The new Texas voter ID law had one effect with which neither side can quibble. It got Fort Worth in the national news for something besides our weather or being forever and famously known as the place where former Baptist Sunday school teacher Willie Nelson lit up his first joint. Before the Nov. 5election, Fort Worth was ground zero for Voter ID law news. Gubernatorial candidate Wendy Davis’ signing of an affidavit when she voted early and former Speaker of the U.S. House Jim Wright’s problems in getting a state-issued personal identification card both made national news.

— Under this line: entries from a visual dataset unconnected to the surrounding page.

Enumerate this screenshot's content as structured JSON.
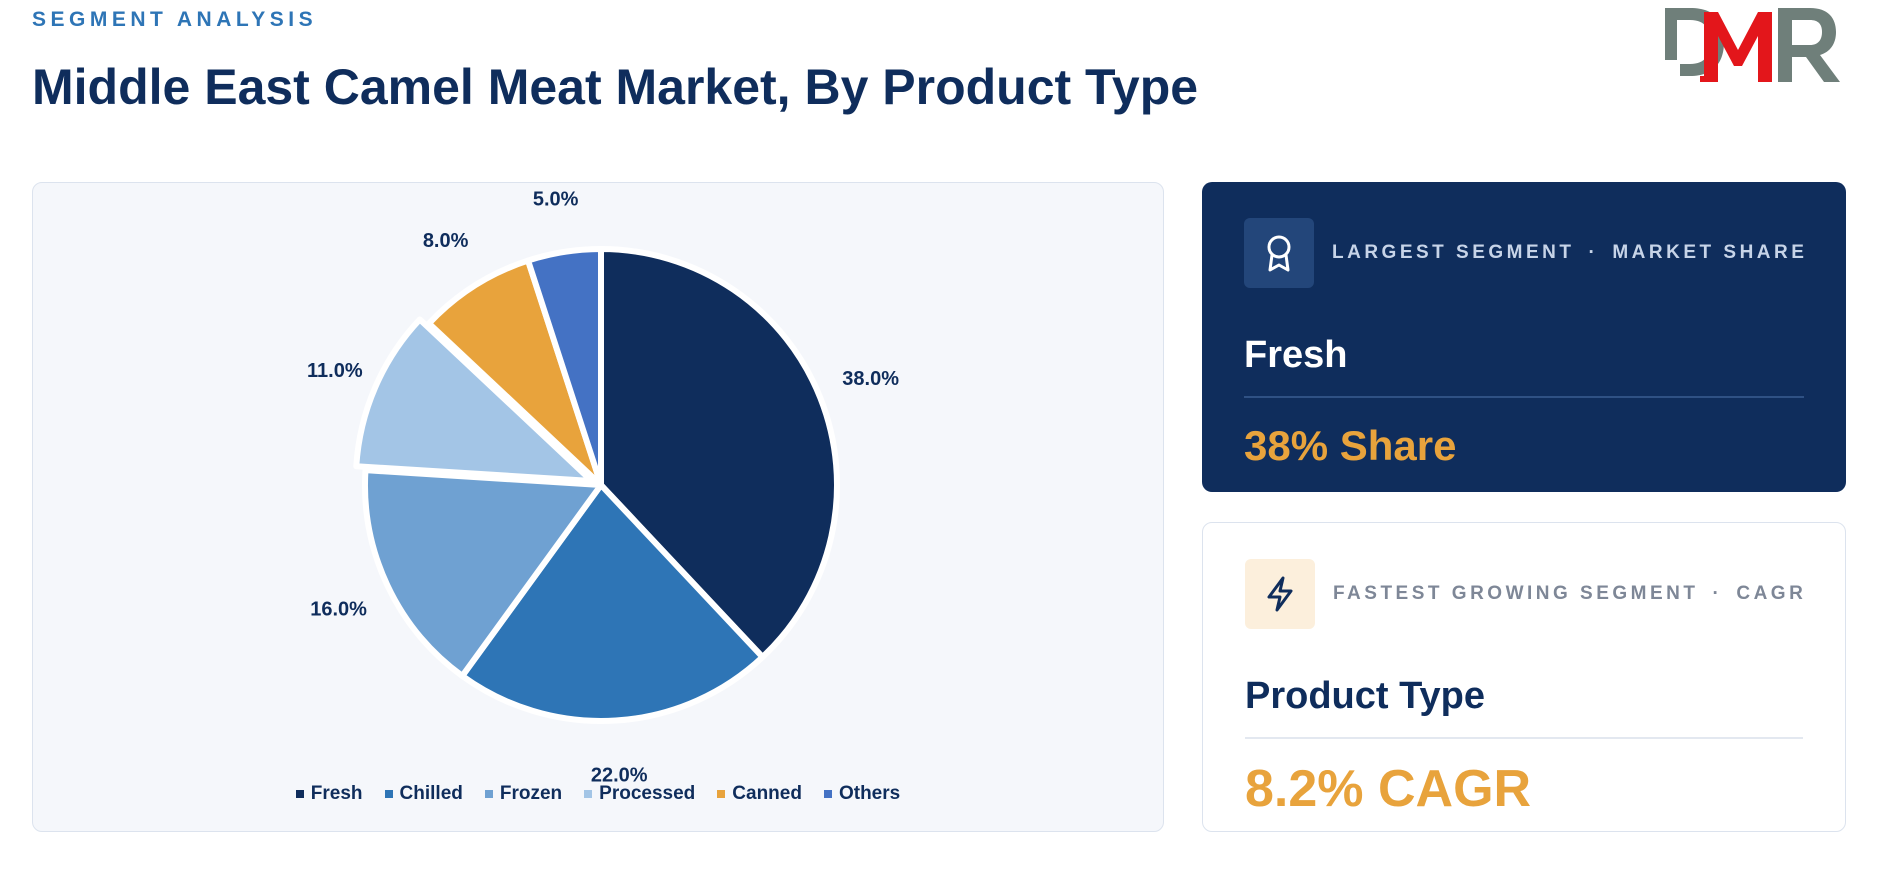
{
  "header": {
    "eyebrow": "SEGMENT ANALYSIS",
    "title": "Middle East Camel Meat Market, By Product Type"
  },
  "chart_data": {
    "type": "pie",
    "title": "",
    "categories": [
      "Fresh",
      "Chilled",
      "Frozen",
      "Processed",
      "Canned",
      "Others"
    ],
    "values": [
      38.0,
      22.0,
      16.0,
      11.0,
      8.0,
      5.0
    ],
    "labels": [
      "38.0%",
      "22.0%",
      "16.0%",
      "11.0%",
      "8.0%",
      "5.0%"
    ],
    "colors": [
      "#0f2d5c",
      "#2e75b6",
      "#6fa1d2",
      "#a3c5e6",
      "#e8a33c",
      "#4472c4"
    ],
    "exploded": "Processed",
    "legend_position": "bottom"
  },
  "cards": {
    "largest": {
      "label_left": "LARGEST SEGMENT",
      "separator": "·",
      "label_right": "MARKET SHARE",
      "name": "Fresh",
      "value": "38% Share",
      "icon": "award-ribbon-icon"
    },
    "fastest": {
      "label_left": "FASTEST GROWING SEGMENT",
      "separator": "·",
      "label_right": "CAGR",
      "name": "Product Type",
      "value": "8.2% CAGR",
      "icon": "lightning-bolt-icon"
    }
  },
  "logo": {
    "text": "DMR",
    "colors": {
      "gray": "#6f7f7a",
      "red": "#e3161b"
    }
  }
}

But what hasn’t been covered nationally or even locally is how the law’s implementation, at least in Tarrant County, wasn’t quite ready for prime time.
One election judge in a precinct near downtown tried to school me on the ins and outs of the law while he ate a fried chicken take-out lunch. He told me that if a voter showed up with an ID bearing a name that was “substantially similar” to what appeared on the voting rolls but that the addresses were the same on both the ID and the registration card, the judge could decide whether to have the voter initial the affidavit. Wrong!
The next day, Tarrant County Elections Administrator Steve Raborn confirmed that the judge was in error, and he didn’t seem very surprised about it. The similar addresses have nothing to do with whether the affidavit is required. And it is not up to the judge to decide. If the names are similar but not identical, the voter still must initial to affirm his or her identity.